Every file in Linux has permissions:

  • r = read

  • w = write

  • x = execute

Check them with:

ls -l

Output example:

-rwxr-xr--

Breakdown:

SymbolMeaning
rwxOwner can do anything
r-xGroup can read and execute
r--Others can just look sadly

Change permissions:

chmod +x train.sh

Now your script is executable, a.k.a. alive!


🧠 9. Business Use Case: Automated File Pipelines

Imagine you’re running an ML pipeline that:

  • Receives daily sales data via SFTP

  • Cleans and merges CSVs

  • Triggers model retraining

  • Archives old logs

A simple Bash script + cron job can handle that entire flow:

#!/bin/bash
cd /home/user/sales_pipeline
python3 clean_data.py
python3 train_model.py
mv raw/*.csv archive/
echo "Pipeline completed at $(date)" >> pipeline.log

You’ve basically just replaced a junior data engineer.


🎬 Final Hook

The Linux file system isn’t scary — it’s just… one command away from total destruction.

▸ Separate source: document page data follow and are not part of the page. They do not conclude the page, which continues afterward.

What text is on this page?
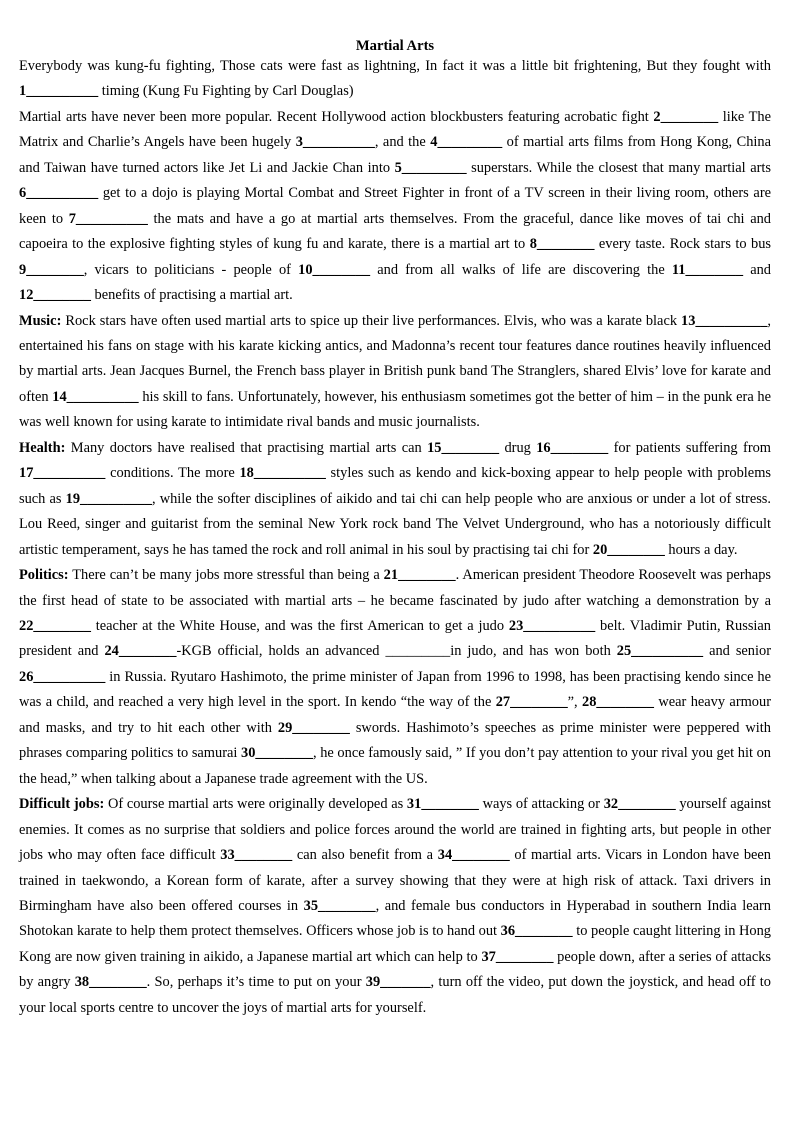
Martial Arts

Everybody was kung-fu fighting, Those cats were fast as lightning, In fact it was a little bit frightening, But they fought with 1__________ timing (Kung Fu Fighting by Carl Douglas)

Martial arts have never been more popular. Recent Hollywood action blockbusters featuring acrobatic fight 2________ like The Matrix and Charlie’s Angels have been hugely 3__________, and the 4_________ of martial arts films from Hong Kong, China and Taiwan have turned actors like Jet Li and Jackie Chan into 5_________ superstars. While the closest that many martial arts 6__________ get to a dojo is playing Mortal Combat and Street Fighter in front of a TV screen in their living room, others are keen to 7__________ the mats and have a go at martial arts themselves. From the graceful, dance like moves of tai chi and capoeira to the explosive fighting styles of kung fu and karate, there is a martial art to 8________ every taste. Rock stars to bus 9________, vicars to politicians - people of 10________ and from all walks of life are discovering the 11________ and 12________ benefits of practising a martial art.

Music: Rock stars have often used martial arts to spice up their live performances. Elvis, who was a karate black 13__________, entertained his fans on stage with his karate kicking antics, and Madonna’s recent tour features dance routines heavily influenced by martial arts. Jean Jacques Burnel, the French bass player in British punk band The Stranglers, shared Elvis’ love for karate and often 14__________ his skill to fans. Unfortunately, however, his enthusiasm sometimes got the better of him – in the punk era he was well known for using karate to intimidate rival bands and music journalists.

Health: Many doctors have realised that practising martial arts can 15________ drug 16________ for patients suffering from 17__________ conditions. The more 18__________ styles such as kendo and kick-boxing appear to help people with problems such as 19__________, while the softer disciplines of aikido and tai chi can help people who are anxious or under a lot of stress. Lou Reed, singer and guitarist from the seminal New York rock band The Velvet Underground, who has a notoriously difficult artistic temperament, says he has tamed the rock and roll animal in his soul by practising tai chi for 20________ hours a day.

Politics: There can’t be many jobs more stressful than being a 21________. American president Theodore Roosevelt was perhaps the first head of state to be associated with martial arts – he became fascinated by judo after watching a demonstration by a 22________ teacher at the White House, and was the first American to get a judo 23__________ belt. Vladimir Putin, Russian president and 24________-KGB official, holds an advanced _________in judo, and has won both 25__________ and senior 26__________ in Russia. Ryutaro Hashimoto, the prime minister of Japan from 1996 to 1998, has been practising kendo since he was a child, and reached a very high level in the sport. In kendo “the way of the 27________”, 28________ wear heavy armour and masks, and try to hit each other with 29________ swords. Hashimoto’s speeches as prime minister were peppered with phrases comparing politics to samurai 30________, he once famously said, ” If you don’t pay attention to your rival you get hit on the head,” when talking about a Japanese trade agreement with the US.

Difficult jobs: Of course martial arts were originally developed as 31________ ways of attacking or 32________ yourself against enemies. It comes as no surprise that soldiers and police forces around the world are trained in fighting arts, but people in other jobs who may often face difficult 33________ can also benefit from a 34________ of martial arts. Vicars in London have been trained in taekwondo, a Korean form of karate, after a survey showing that they were at high risk of attack. Taxi drivers in Birmingham have also been offered courses in 35________, and female bus conductors in Hyperabad in southern India learn Shotokan karate to help them protect themselves. Officers whose job is to hand out 36________ to people caught littering in Hong Kong are now given training in aikido, a Japanese martial art which can help to 37________ people down, after a series of attacks by angry 38________. So, perhaps it’s time to put on your 39_______, turn off the video, put down the joystick, and head off to your local sports centre to uncover the joys of martial arts for yourself.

But with great power (sudo) comes great responsibility. Master file ops, and you’ll:

  • Automate boring stuff

  • Keep your ML projects organized

  • And never again lose sleep over “where did I save that model?”

Just remember:

Friends don’t let friends rm -rf /.


# Your code here

Exercises

Exercise 1

Write extract_extension(filename) that returns the file extension (without the dot) or an empty string if none.


Exercise 2

Implement join_paths(parts) which joins a list of path parts with ‘/’ and normalizes duplicate slashes.


Exercise 3

Given a list of filenames, write count_files_with_ext(files, ext) that counts how many end with the given extension.


Exercise 4

Write normalize_path(path) that collapses repeated slashes into single slashes.


Exercise 5

Create human_readable_size(n_bytes) that returns KB/MB/GB formatted string (KB precision).